İnsan oğlu yaşarken değil öldükten sonra anılır, sevgiler methiyeler düzülür.
Yaşadığımız son örnekte olduğu gibi.
25 Mart 2009 karlı kış gününde helikopter kazasında kaybettiğimiz Türk siyasetinin milliyetçi lideri Muhsin Yazıcıoğlu’nun ölüm yıl dönümünde sevenleri tarafından sosyal medyada her güzel yönünü anlattıklarını, fotoğraflarını paylaştıklarını okuduk, gördük.
Tüm siyaset insanları ve halkımız tarafından vatansever dürüst insan, milliyetçi adam gibi farklı methiyeler ile sevgi ile mükemmel bir şekilde hatırlandı anıldı.
Ben burada şunu sormak istiyorum!
Yeri geldiğinde bunu hepimiz sorarız ve dile getiririz. Bir insan öldüğü zaman mı değer kazanmalı?
Sosyal medyadaki o her güzel paylaşım ve altına yazılanlar keşke sağlığında da yapılsaydı.

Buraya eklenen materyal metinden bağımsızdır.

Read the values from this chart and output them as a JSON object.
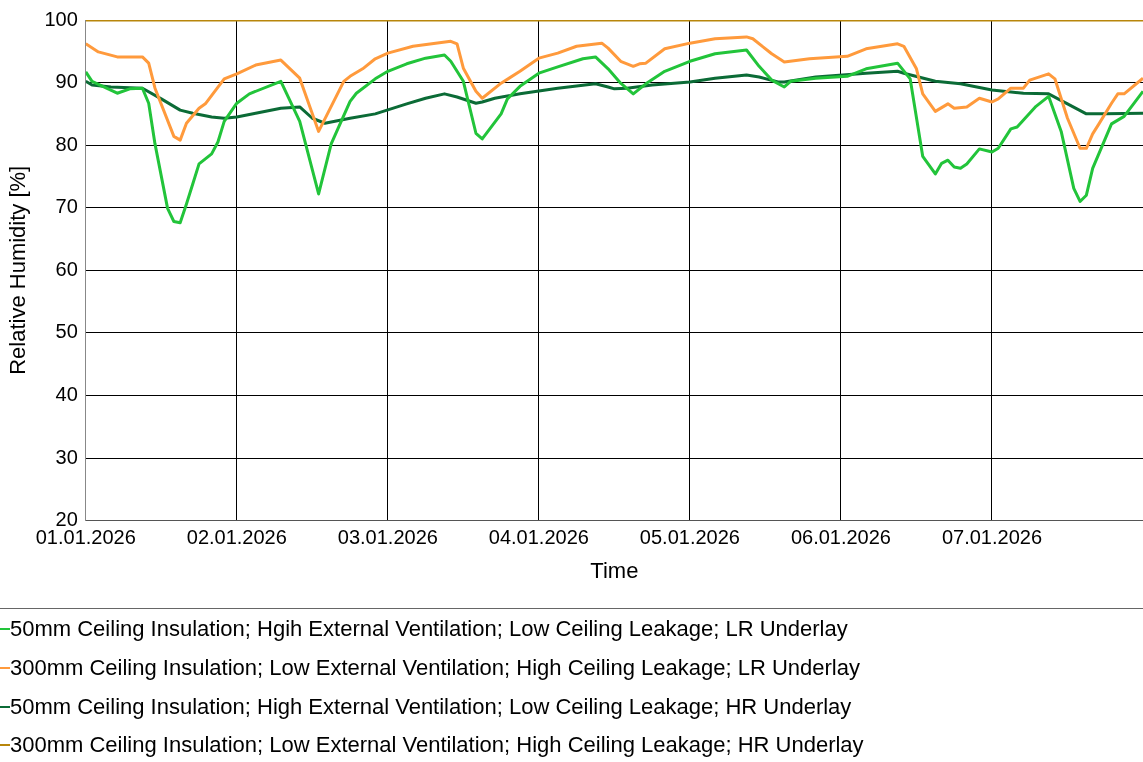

Kendisine, düşüncelerine sahip çıkılsaydı.
Bu kadar seveni o zaman neredeydi.
Kendisine bu gün gösterilen sevgi o günlerde de belli edilseydi Muhsin Yazıcıoğlu devlet adına görev alıp belki de hala hayatta olacaktı.
Bir şarkı sözü var;
Kapıldım gidiyorum bahtımın rüzgarına diye.
Ben de diyorum ki kapıldık gidiyoruz sanal alemin rüzgarına.
Birileri paylaşım yapıyor.
İyi ama kötü, takılıyoruz peşine beğeni yağdırıyoruz.
‘Bu alemde bende varım’ der gibi...
Sosyal sayfama yağmur değil beğeni yağsın.
Rahmetli Muhsin Yazıcıoğlu’nu saygı ve sevgi ile anıyor, Allah’tan rahmet diliyorum.
Mekanı cennet olsun inşallah.
Kalın sağlıcakla...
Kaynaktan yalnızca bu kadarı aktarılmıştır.